Return fraud has been a major drain on retailers' coffers. Richard Hollinger, a professor of criminology at the University of Florida in Gainesville, said retailers in 2003 lost nearly $30 billion, or 1.7 percent of sales, because of fraud and that about half of that may be related to bad returns. In recent years, scammers have used the Internet to launder the money -- people steal merchandise, return it for credit slips at stores, then turn those credit slips into cash by selling them at a discount on eBay or other online auction sites.
Retailers like the Limited are fighting back against such high-tech fraud with high-tech defenses. Sometime in the spring, consumers and Express workers say, the store began replacing the black placards denoting its return policy to note that it was using the Return Exchange service. The new signs advertise the "Express Guarantee" and say consumers have up to 60 days to return items. However, the company's return policy also notes that it uses an "industry wide" system to authorize returns and that "under certain circumstances we reserve the right to deny returns."
Some consumer and privacy rights advocates say they sympathize with retailers' desire to root out fraud but said they are worried that disclosure about the electronic tracking system has been inadequate. Jordana Beebe, a spokeswoman for the Privacy Rights Clearinghouse in San Diego, said consumers should be told exactly why their return is denied and warned before they hit that point.
Salerno said the report she got from the Return Exchange showed she had made six returns from June to August for a total of about $375 but that in at least four cases the transactions were exchanges and she actually ended up spending more money on other clothes. She said she contacted the company by phone and by mail to complain. In one letter, Salerno wrote that she felt the computerized system impinges on people's "freedom on how they should or not spend their money." She said she has not received a response.

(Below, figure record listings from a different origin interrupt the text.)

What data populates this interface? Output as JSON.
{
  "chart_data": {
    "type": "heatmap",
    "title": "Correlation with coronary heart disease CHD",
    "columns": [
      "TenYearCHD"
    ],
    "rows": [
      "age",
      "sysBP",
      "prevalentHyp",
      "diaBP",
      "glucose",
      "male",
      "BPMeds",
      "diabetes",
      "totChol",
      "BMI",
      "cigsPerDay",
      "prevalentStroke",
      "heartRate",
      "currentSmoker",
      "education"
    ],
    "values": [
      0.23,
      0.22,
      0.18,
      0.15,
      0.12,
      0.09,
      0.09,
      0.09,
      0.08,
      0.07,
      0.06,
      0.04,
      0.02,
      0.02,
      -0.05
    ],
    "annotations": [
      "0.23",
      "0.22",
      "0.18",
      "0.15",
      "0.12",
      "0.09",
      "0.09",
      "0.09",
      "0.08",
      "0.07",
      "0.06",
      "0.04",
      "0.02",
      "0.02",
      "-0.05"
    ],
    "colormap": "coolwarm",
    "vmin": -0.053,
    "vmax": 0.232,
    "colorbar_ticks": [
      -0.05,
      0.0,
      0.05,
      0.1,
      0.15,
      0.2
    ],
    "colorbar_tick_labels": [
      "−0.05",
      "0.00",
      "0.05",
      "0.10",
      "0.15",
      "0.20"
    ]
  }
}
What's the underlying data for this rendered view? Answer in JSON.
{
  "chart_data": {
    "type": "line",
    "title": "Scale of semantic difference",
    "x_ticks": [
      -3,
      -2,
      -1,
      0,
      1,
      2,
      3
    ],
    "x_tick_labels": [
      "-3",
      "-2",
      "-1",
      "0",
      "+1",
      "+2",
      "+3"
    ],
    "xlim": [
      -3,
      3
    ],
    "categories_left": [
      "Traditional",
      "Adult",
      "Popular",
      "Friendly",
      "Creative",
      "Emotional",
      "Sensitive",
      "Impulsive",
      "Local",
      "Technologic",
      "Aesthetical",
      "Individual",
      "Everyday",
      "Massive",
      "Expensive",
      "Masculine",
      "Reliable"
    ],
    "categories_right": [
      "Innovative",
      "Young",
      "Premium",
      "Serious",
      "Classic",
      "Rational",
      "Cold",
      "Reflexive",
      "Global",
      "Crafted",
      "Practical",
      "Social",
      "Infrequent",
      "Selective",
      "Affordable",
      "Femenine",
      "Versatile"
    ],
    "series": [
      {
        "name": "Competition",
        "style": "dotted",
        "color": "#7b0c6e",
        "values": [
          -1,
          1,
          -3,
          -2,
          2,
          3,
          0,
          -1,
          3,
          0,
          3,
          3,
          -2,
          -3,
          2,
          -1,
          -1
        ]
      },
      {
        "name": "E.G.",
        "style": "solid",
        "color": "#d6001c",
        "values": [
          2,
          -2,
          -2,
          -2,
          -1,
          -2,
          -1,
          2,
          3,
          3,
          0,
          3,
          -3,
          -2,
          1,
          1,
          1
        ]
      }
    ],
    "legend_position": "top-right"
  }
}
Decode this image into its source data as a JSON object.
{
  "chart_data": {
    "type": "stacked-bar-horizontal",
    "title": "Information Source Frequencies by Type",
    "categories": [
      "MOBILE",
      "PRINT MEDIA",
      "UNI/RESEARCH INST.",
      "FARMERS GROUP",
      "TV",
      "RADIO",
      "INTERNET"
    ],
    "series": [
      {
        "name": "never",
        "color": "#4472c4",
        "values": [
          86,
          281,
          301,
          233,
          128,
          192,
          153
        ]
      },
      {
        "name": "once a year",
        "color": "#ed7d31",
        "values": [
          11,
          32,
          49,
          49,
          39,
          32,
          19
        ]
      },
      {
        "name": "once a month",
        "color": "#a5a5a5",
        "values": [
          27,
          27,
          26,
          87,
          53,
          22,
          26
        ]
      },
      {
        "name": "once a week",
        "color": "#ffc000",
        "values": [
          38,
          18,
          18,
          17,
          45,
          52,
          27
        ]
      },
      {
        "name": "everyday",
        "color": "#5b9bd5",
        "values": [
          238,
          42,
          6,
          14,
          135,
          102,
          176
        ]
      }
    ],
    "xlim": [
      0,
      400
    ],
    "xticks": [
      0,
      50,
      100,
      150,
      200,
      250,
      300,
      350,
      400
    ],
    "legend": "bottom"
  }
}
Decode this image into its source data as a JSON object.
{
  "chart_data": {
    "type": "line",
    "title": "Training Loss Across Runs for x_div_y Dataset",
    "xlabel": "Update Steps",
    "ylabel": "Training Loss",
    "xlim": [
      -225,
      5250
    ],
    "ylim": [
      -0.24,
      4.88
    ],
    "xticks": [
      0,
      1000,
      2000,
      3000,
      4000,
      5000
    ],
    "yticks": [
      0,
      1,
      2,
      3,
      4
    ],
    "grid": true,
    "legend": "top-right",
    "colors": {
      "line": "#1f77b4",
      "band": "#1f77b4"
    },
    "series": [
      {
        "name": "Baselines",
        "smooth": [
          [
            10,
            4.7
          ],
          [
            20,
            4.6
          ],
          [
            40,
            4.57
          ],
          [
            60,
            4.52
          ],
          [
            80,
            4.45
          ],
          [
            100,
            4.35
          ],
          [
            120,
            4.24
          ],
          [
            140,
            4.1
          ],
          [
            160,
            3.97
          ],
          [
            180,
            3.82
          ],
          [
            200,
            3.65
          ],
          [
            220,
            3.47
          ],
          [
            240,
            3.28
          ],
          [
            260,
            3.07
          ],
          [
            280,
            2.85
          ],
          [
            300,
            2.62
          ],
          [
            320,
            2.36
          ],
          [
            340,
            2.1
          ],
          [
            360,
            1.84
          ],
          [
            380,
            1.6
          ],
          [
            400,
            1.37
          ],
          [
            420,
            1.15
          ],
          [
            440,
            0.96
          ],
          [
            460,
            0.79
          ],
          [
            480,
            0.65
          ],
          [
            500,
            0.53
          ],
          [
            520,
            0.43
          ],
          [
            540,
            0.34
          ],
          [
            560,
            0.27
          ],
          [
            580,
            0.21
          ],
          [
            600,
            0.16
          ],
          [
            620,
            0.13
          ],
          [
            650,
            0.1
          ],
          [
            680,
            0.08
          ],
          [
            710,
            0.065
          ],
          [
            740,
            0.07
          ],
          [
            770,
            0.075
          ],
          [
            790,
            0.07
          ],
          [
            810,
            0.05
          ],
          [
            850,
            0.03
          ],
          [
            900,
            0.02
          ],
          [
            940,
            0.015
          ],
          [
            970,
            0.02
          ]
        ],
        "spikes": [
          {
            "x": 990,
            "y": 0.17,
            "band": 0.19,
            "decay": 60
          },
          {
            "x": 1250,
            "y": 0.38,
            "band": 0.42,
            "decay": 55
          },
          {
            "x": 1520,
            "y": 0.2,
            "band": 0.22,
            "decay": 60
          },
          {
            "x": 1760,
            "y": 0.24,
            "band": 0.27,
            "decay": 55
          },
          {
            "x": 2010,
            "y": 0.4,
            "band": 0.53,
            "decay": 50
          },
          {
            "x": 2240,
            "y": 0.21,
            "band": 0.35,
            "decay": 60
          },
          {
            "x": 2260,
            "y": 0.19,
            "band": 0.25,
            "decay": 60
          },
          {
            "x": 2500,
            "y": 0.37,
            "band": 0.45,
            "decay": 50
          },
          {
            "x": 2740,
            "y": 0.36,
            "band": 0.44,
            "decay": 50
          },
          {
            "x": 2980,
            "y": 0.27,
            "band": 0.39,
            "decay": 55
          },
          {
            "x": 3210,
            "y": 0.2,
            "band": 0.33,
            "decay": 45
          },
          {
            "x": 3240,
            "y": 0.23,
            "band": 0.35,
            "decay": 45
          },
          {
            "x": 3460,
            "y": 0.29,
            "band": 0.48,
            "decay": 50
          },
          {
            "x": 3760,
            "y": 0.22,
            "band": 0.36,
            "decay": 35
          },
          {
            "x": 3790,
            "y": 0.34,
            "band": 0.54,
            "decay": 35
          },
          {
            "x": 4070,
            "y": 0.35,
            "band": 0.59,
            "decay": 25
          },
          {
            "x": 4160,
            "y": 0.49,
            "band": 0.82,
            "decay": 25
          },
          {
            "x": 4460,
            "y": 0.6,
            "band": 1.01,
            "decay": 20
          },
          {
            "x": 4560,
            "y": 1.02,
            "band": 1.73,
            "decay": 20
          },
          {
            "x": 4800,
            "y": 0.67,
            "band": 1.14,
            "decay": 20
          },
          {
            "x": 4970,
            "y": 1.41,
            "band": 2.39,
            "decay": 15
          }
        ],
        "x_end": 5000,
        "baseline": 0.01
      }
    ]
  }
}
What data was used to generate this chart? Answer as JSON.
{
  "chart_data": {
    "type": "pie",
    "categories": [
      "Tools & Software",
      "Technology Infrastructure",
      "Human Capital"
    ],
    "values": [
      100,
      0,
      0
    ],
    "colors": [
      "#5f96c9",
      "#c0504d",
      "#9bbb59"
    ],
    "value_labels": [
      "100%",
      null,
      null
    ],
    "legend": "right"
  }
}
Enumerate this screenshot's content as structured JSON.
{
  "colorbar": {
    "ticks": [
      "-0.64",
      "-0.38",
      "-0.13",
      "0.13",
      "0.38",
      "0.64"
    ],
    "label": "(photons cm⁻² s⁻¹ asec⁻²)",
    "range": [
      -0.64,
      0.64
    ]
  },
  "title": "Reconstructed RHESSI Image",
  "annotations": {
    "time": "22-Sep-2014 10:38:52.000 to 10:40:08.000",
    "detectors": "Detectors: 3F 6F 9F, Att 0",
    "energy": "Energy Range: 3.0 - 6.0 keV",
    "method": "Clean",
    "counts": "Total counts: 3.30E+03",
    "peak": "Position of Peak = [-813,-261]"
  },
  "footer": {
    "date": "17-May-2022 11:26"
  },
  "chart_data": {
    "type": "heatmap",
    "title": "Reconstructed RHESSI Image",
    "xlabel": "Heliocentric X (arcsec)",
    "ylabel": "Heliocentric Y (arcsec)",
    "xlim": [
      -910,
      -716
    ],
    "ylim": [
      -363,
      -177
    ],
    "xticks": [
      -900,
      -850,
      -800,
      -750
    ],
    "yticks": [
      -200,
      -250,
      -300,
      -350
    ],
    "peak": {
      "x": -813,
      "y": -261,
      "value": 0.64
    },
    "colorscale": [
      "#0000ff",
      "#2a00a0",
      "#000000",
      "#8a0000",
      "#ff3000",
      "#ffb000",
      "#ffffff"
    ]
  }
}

Hollinger, who consults for the Limited, said that cases like Salerno's represent the "teeny tiny glitches" in the system that he feels will eventually be worked out. "Over the decades, retailers realized they were leaving the door wide open for fraud and a number of the major ones realized that . . . there has to be some technological solution to this," Hollinger said.
But for all the money and effort retailers have spent on this high-tech system, there appears to be a low-tech loophole, Salerno discovered. After giving up on trying to clear her record with the company, she enlisted the help of a friend, who was able to return the unwanted clothes without hassle.